In September 2018 it was reported that a homeless man had entered the bus station and threatened to "stab people" during a 12-minute episode which was seen by children. The BBC reported that the city now had 44 rough sleepers, the second most in Wales after Cardiff, and homelessness volunteers urged the public to "speak to" and "befriend" the homeless in the community. A session held by volunteers attracted over 100 supporters.

In October 2018 proposals were made to reduce disabled parking spots at the station, however these were rejected by Wrexham Council after receiving significant complaints from voluntary groups in the area.

In January 2019 a security officer at the station was accused and later convicted of assaulting another man while travelling on a bus service which came to a stop.

In February 2019, further issues arose when Arriva Buses Wales withdrew two services from operation, describing them as "not commercially viable". The Welsh Government criticised 1980s bus deregulation as creating significant problems for communities. A local councillor blamed the cancellations on a "lack of competition".

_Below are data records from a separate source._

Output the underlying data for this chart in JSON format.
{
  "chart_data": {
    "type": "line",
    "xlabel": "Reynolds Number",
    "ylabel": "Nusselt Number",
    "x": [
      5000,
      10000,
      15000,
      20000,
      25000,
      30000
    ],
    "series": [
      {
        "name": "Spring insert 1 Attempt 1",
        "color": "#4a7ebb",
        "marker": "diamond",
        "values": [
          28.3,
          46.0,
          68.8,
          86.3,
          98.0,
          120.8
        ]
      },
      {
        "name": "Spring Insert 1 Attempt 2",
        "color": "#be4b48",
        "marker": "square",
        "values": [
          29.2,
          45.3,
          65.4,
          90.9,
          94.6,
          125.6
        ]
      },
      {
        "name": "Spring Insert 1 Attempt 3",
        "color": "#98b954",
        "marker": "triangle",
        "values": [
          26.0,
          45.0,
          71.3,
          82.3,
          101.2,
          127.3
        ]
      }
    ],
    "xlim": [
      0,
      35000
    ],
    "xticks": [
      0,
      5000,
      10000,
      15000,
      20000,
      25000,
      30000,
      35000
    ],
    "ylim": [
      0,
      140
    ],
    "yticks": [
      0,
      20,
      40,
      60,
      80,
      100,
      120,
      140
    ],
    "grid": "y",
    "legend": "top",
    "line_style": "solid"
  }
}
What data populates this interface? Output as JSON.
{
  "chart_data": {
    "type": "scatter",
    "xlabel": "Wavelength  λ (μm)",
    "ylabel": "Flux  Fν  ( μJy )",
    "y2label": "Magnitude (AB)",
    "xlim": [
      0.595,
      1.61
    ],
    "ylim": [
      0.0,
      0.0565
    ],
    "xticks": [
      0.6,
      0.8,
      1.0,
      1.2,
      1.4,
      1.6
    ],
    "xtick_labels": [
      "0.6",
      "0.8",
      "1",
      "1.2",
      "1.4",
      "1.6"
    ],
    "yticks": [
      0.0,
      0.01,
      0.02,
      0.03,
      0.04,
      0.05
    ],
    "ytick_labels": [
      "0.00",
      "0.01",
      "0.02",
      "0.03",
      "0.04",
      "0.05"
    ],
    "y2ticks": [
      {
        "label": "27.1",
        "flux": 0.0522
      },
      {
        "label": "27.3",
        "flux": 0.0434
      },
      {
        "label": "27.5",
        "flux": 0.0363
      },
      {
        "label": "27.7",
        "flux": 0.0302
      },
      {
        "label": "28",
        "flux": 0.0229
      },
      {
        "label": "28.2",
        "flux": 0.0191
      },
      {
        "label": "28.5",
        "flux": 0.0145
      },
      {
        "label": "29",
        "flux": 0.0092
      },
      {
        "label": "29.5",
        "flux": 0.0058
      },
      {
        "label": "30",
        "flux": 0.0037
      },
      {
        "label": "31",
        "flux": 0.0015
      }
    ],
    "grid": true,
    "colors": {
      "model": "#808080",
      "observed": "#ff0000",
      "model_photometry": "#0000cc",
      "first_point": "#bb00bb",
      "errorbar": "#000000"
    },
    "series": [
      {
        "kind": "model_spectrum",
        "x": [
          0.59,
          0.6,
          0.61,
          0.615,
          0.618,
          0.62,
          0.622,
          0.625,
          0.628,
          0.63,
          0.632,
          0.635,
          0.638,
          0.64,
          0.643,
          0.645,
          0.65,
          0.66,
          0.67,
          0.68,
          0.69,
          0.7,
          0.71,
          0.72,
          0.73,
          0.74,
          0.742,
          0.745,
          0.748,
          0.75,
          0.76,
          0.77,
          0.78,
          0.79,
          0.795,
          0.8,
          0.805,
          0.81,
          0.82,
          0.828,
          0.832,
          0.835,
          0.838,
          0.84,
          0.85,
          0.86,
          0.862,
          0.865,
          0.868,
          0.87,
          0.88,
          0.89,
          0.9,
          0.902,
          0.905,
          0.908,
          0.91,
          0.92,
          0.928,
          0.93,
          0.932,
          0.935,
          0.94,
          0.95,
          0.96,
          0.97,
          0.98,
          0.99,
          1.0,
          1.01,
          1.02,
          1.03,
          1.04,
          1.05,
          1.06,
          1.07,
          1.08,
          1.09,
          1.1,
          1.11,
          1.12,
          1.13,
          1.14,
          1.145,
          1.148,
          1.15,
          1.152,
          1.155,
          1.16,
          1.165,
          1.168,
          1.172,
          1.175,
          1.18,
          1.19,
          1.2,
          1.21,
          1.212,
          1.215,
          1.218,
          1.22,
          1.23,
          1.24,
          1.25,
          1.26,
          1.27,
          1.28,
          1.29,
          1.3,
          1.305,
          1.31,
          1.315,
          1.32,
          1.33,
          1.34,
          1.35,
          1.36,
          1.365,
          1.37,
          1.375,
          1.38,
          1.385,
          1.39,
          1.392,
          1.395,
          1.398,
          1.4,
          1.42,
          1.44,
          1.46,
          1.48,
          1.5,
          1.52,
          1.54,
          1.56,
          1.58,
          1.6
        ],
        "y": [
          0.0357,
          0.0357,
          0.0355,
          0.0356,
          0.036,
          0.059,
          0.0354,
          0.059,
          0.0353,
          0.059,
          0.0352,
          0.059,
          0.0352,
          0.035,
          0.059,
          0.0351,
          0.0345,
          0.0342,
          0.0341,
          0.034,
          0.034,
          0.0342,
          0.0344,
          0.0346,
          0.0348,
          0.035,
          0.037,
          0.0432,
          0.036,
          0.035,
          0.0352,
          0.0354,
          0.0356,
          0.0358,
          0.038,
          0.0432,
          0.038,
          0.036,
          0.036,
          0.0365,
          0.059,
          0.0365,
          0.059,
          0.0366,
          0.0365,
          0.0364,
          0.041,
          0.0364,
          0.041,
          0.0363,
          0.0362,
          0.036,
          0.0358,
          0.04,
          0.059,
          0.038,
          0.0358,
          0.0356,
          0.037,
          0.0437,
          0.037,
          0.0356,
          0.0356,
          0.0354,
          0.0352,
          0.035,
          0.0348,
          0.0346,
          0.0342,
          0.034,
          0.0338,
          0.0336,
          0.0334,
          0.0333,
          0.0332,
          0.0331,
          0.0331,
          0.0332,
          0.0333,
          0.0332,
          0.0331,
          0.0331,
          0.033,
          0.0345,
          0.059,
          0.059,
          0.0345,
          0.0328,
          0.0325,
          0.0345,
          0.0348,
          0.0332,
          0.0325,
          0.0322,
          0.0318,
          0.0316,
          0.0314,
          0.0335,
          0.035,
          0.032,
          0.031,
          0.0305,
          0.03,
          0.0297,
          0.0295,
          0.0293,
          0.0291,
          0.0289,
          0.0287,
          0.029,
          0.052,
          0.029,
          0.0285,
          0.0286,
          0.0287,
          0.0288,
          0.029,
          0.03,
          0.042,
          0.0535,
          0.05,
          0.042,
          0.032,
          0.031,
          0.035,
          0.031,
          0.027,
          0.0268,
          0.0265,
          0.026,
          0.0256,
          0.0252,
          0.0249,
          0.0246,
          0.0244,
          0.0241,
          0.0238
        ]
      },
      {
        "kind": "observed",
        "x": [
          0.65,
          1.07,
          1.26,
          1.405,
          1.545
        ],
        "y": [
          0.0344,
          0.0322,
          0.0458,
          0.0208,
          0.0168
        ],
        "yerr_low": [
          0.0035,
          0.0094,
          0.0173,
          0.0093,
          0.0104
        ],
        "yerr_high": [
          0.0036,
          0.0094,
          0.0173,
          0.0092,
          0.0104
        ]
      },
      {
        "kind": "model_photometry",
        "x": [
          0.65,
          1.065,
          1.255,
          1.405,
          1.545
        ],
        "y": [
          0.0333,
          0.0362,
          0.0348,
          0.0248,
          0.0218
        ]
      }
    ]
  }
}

In March 2019 the EasyCoach service which operated from the station received press attention when it had its license suspended, as a result of an incident which saw a "wheel come off a vehicle". Another incident took place that month, with armed police stopping a Wrexham to Chester bus service in Gresford, boarding the vehicle with weapons to search for a "specific individual". Incidents of police searches were reported across Wrexham and Chester bus services. A councillor stated at the time that the Wrexham bus industry was at "breaking point".

In July 2019 issues arose at the station when the operator of the EasyCoach service collapsed, and franchise holder Transervis Ltd closed the station information office in the process. MP for Wrexham Ian Lucas also raised fears for the station when it was announced that the taskforce of police, health and other officials dealing with drug issues in and around the area would be disbanded.

== Destinations ==
Bus services run from the station to Chester, Oswestry, Llangollen, Mold, Denbigh, Whitchurch, Barmouth, and Machynlleth. Wrexham Central railway station and Wrexham General railway station are within a five and ten minute walk from the bus station respectively.